JON KROME is head of operations, maintenance and integrity at BHP Billiton Petroleum in Houston. He joined the company in 2009 as an operations and production unit manager in Trinidad and the United Kingdom, and began working with BHP Billiton’s Eagle Ford assets in 2013. Krome began his career in 1988 in well operations and completions assignments with Mobil Oil, and subsequently served as an operations manager at Aera Energy, a senior manager at Accenture, an associate partner at IBM, and a senior manager at Capgemini Consulting. He holds a B.A. in earth and planetary sciences from Johns Hopkins University, and an M.S. in petroleum engineering from the University of Southern California.

MIKE BLOOM is principal of H2R Consulting LLC in Houston, providing drilling, completions, engineering and management consulting services. He previously served as a field manager at BHP Billiton in the Eagle Ford Shale, managing upstream and midstream assets in DeWitt, Karnes and Bee counties, Tx. Bloom’s eight years of service at BHP Billiton included drilling and completion-related assignments in the Eagle Ford, Fayetteville Shale, deepwater Gulf of Mexico, and international projects.

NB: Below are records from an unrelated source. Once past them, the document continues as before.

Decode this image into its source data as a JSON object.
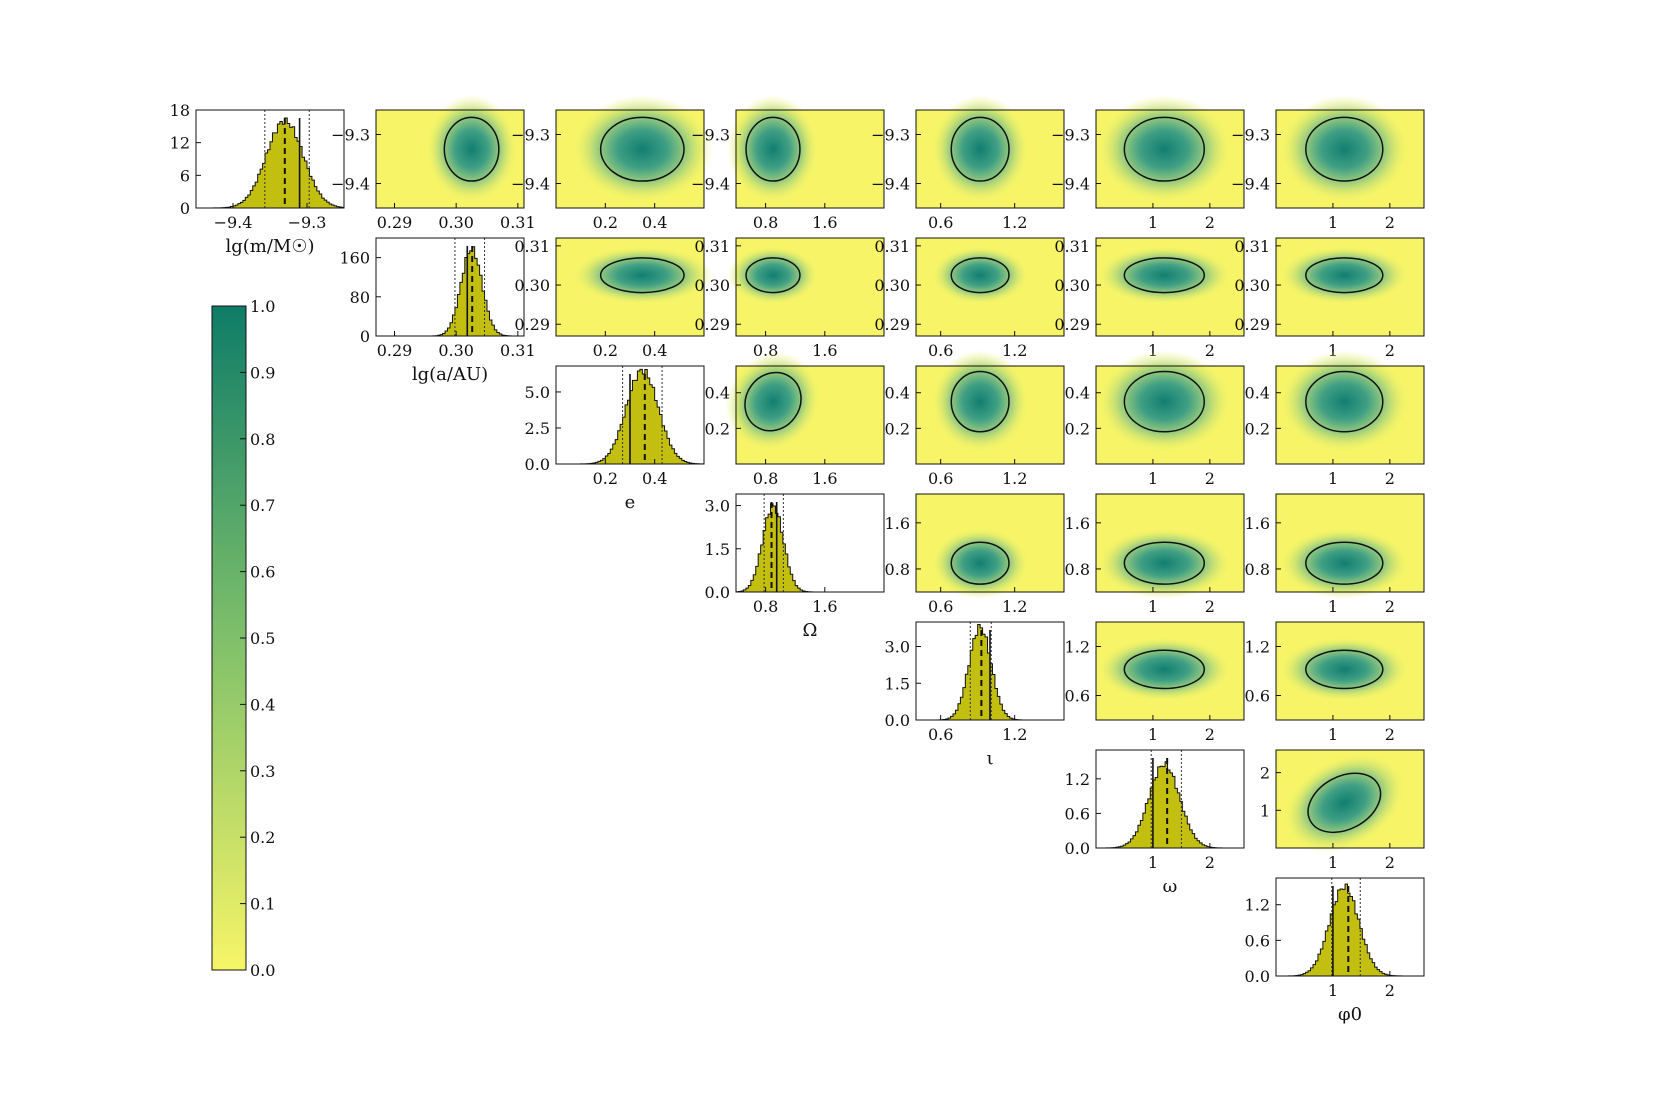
{
  "chart_data": {
    "type": "corner",
    "colorbar": {
      "ticks": [
        "1.0",
        "0.9",
        "0.8",
        "0.7",
        "0.6",
        "0.5",
        "0.4",
        "0.3",
        "0.2",
        "0.1",
        "0.0"
      ],
      "range": [
        0,
        1
      ],
      "color_low": "#f7f567",
      "color_high": "#0e7c67"
    },
    "colors": {
      "panel_bg": "#f7f567",
      "hist_fill": "#c2bf10",
      "peak": "#1e8f7f",
      "contour": "#111111"
    },
    "parameters": [
      {
        "key": "lgm",
        "label": "lg(m/M☉)",
        "range": [
          -9.45,
          -9.25
        ],
        "tick_values": [
          -9.4,
          -9.3
        ],
        "tick_labels": [
          "−9.4",
          "−9.3"
        ],
        "y_tick_labels": [
          "−9.3",
          "−9.4"
        ],
        "y_tick_values": [
          -9.3,
          -9.4
        ],
        "y_range": [
          -9.45,
          -9.25
        ]
      },
      {
        "key": "lga",
        "label": "lg(a/AU)",
        "range": [
          0.287,
          0.311
        ],
        "tick_values": [
          0.29,
          0.3,
          0.31
        ],
        "tick_labels": [
          "0.29",
          "0.30",
          "0.31"
        ],
        "y_tick_labels": [
          "0.31",
          "0.30",
          "0.29"
        ],
        "y_tick_values": [
          0.31,
          0.3,
          0.29
        ],
        "y_range": [
          0.287,
          0.312
        ]
      },
      {
        "key": "e",
        "label": "e",
        "range": [
          0.0,
          0.6
        ],
        "tick_values": [
          0.2,
          0.4
        ],
        "tick_labels": [
          "0.2",
          "0.4"
        ],
        "y_tick_labels": [
          "0.4",
          "0.2"
        ],
        "y_tick_values": [
          0.4,
          0.2
        ],
        "y_range": [
          0.0,
          0.55
        ]
      },
      {
        "key": "Omega",
        "label": "Ω",
        "range": [
          0.4,
          2.4
        ],
        "tick_values": [
          0.8,
          1.6
        ],
        "tick_labels": [
          "0.8",
          "1.6"
        ],
        "y_tick_labels": [
          "1.6",
          "0.8"
        ],
        "y_tick_values": [
          1.6,
          0.8
        ],
        "y_range": [
          0.4,
          2.1
        ]
      },
      {
        "key": "iota",
        "label": "ι",
        "range": [
          0.4,
          1.6
        ],
        "tick_values": [
          0.6,
          1.2
        ],
        "tick_labels": [
          "0.6",
          "1.2"
        ],
        "y_tick_labels": [
          "1.2",
          "0.6"
        ],
        "y_tick_values": [
          1.2,
          0.6
        ],
        "y_range": [
          0.3,
          1.5
        ]
      },
      {
        "key": "omega",
        "label": "ω",
        "range": [
          0.0,
          2.6
        ],
        "tick_values": [
          1,
          2
        ],
        "tick_labels": [
          "1",
          "2"
        ],
        "y_tick_labels": [
          "2",
          "1"
        ],
        "y_tick_values": [
          2,
          1
        ],
        "y_range": [
          0.0,
          2.6
        ]
      },
      {
        "key": "phi0",
        "label": "φ0",
        "range": [
          0.0,
          2.6
        ],
        "tick_values": [
          1,
          2
        ],
        "tick_labels": [
          "1",
          "2"
        ]
      }
    ],
    "marginals": [
      {
        "key": "lgm",
        "y_tick_labels": [
          "18",
          "12",
          "6",
          "0"
        ],
        "y_tick_values": [
          18,
          12,
          6,
          0
        ],
        "y_max": 18,
        "peak_height": 16,
        "center": -9.33,
        "sigma": 0.025,
        "true_value": -9.31,
        "estimate": -9.33,
        "lower": -9.357,
        "upper": -9.297
      },
      {
        "key": "lga",
        "y_tick_labels": [
          "160",
          "80",
          "0"
        ],
        "y_tick_values": [
          160,
          80,
          0
        ],
        "y_max": 200,
        "peak_height": 178,
        "center": 0.3025,
        "sigma": 0.0017,
        "true_value": 0.3018,
        "estimate": 0.3026,
        "lower": 0.2998,
        "upper": 0.3046
      },
      {
        "key": "e",
        "y_tick_labels": [
          "5.0",
          "2.5",
          "0.0"
        ],
        "y_tick_values": [
          5.0,
          2.5,
          0.0
        ],
        "y_max": 6.8,
        "peak_height": 6.5,
        "center": 0.35,
        "sigma": 0.065,
        "true_value": 0.3,
        "estimate": 0.36,
        "lower": 0.27,
        "upper": 0.43
      },
      {
        "key": "Omega",
        "y_tick_labels": [
          "3.0",
          "1.5",
          "0.0"
        ],
        "y_tick_values": [
          3.0,
          1.5,
          0.0
        ],
        "y_max": 3.4,
        "peak_height": 3.0,
        "center": 0.9,
        "sigma": 0.14,
        "true_value": 0.95,
        "estimate": 0.88,
        "lower": 0.78,
        "upper": 1.04
      },
      {
        "key": "iota",
        "y_tick_labels": [
          "3.0",
          "1.5",
          "0.0"
        ],
        "y_tick_values": [
          3.0,
          1.5,
          0.0
        ],
        "y_max": 4.0,
        "peak_height": 3.8,
        "center": 0.92,
        "sigma": 0.09,
        "true_value": 1.0,
        "estimate": 0.93,
        "lower": 0.84,
        "upper": 1.01
      },
      {
        "key": "omega",
        "y_tick_labels": [
          "1.2",
          "0.6",
          "0.0"
        ],
        "y_tick_values": [
          1.2,
          0.6,
          0.0
        ],
        "y_max": 1.7,
        "peak_height": 1.45,
        "center": 1.2,
        "sigma": 0.27,
        "true_value": 1.0,
        "estimate": 1.25,
        "lower": 0.97,
        "upper": 1.5
      },
      {
        "key": "phi0",
        "y_tick_labels": [
          "1.2",
          "0.6",
          "0.0"
        ],
        "y_tick_values": [
          1.2,
          0.6,
          0.0
        ],
        "y_max": 1.65,
        "peak_height": 1.5,
        "center": 1.2,
        "sigma": 0.26,
        "true_value": 1.0,
        "estimate": 1.27,
        "lower": 0.98,
        "upper": 1.48
      }
    ]
  }
}
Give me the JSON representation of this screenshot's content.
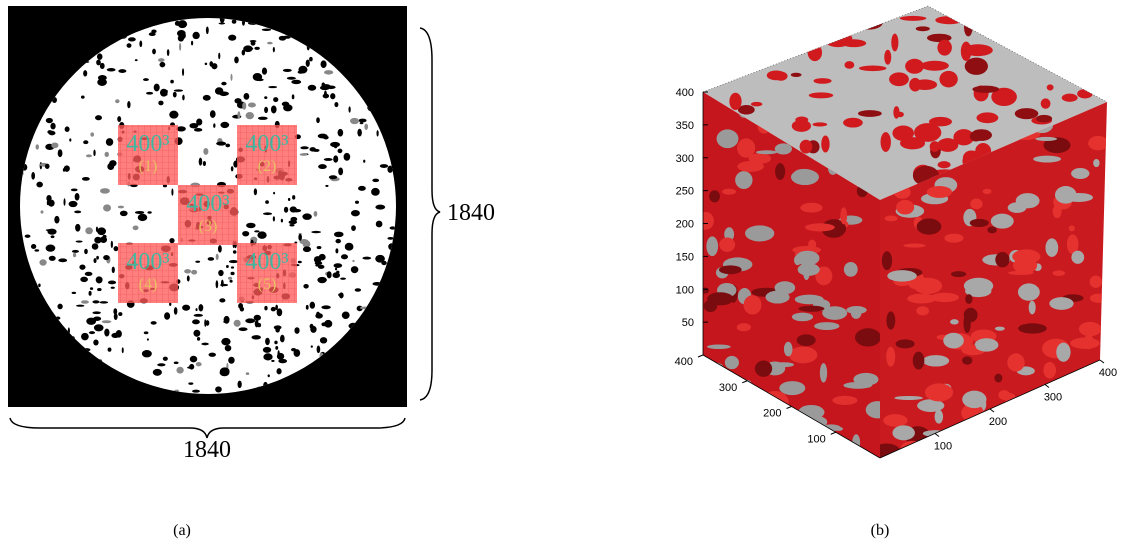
{
  "panel_a": {
    "subvolumes": [
      {
        "size": "400³",
        "index": "(1)"
      },
      {
        "size": "400³",
        "index": "(2)"
      },
      {
        "size": "400³",
        "index": "(3)"
      },
      {
        "size": "400³",
        "index": "(4)"
      },
      {
        "size": "400³",
        "index": "(5)"
      }
    ],
    "height_label": "1840",
    "width_label": "1840",
    "caption": "(a)"
  },
  "panel_b": {
    "z_ticks": [
      400,
      350,
      300,
      250,
      200,
      150,
      100,
      50
    ],
    "left_ticks": [
      400,
      300,
      200,
      100
    ],
    "right_ticks": [
      100,
      200,
      300,
      400
    ],
    "caption": "(b)"
  }
}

He began his career in 2001 as an operations engineer at Chevron. Bloom holds a B.S. in petroleum engineering from the University of Tulsa.

ALEX SWANSON is information systems manager, planning, design and modification, at BHP Billiton in Houston, where he leads a team of business analysts and solution architects providing technology detail design. Notable projects include the intelligent wells pad production program in the company’s North American shale plays. With more than 40 years of industry experience, Swanson joined BHP Billiton in 1994 and has held a number of IT management positions for both onshore and offshore assets in the United Kingdom, Trinidad and the United States, including deepwater and onshore shale field developments.

DAVID ANTHONY is senior information systems manager, strategy, compliance and projects, at BHP Billiton. He joined the company in 1995 as a principal analyst, standards and technology, and subsequently served as information systems lead, business systems manager in Algeria, manager of development and production information technology, and senior information systems manager for BHP Billiton’s North American shale assets. Anthony holds a B.S. in mathematics and computing from Swinburne University of Technology, and completed the business school graduate management program at the University of Melbourne.

SHAUN DERISE is shale automation supervisor at BHP Billiton. He joined the company in 2013 as an electrical and instrumentation engineer, central engineering. Derise previously served as technical professional leader of instrumentation and controls at KBR Inc., a technical adviser at Universal Pegasus International, a subsidiary of Huntington Ingalls Industries, and as a PLC programmer at Jelec USA Inc. He holds a B.S. in electrical engineering from the University of Louisiana at Lafayette.

LAUREN RIGHTMIRE is industry solutions and services manager, North American resources, at Accenture in Houston. She joined Accenture as a consultant, North American resources, in 2013 after serving as a land technician at EXCO Resources Inc. and as a landman at Carla Petroleum. Rightmire holds a B.B.A. in energy commerce and petroleum land management from Texas Tech University.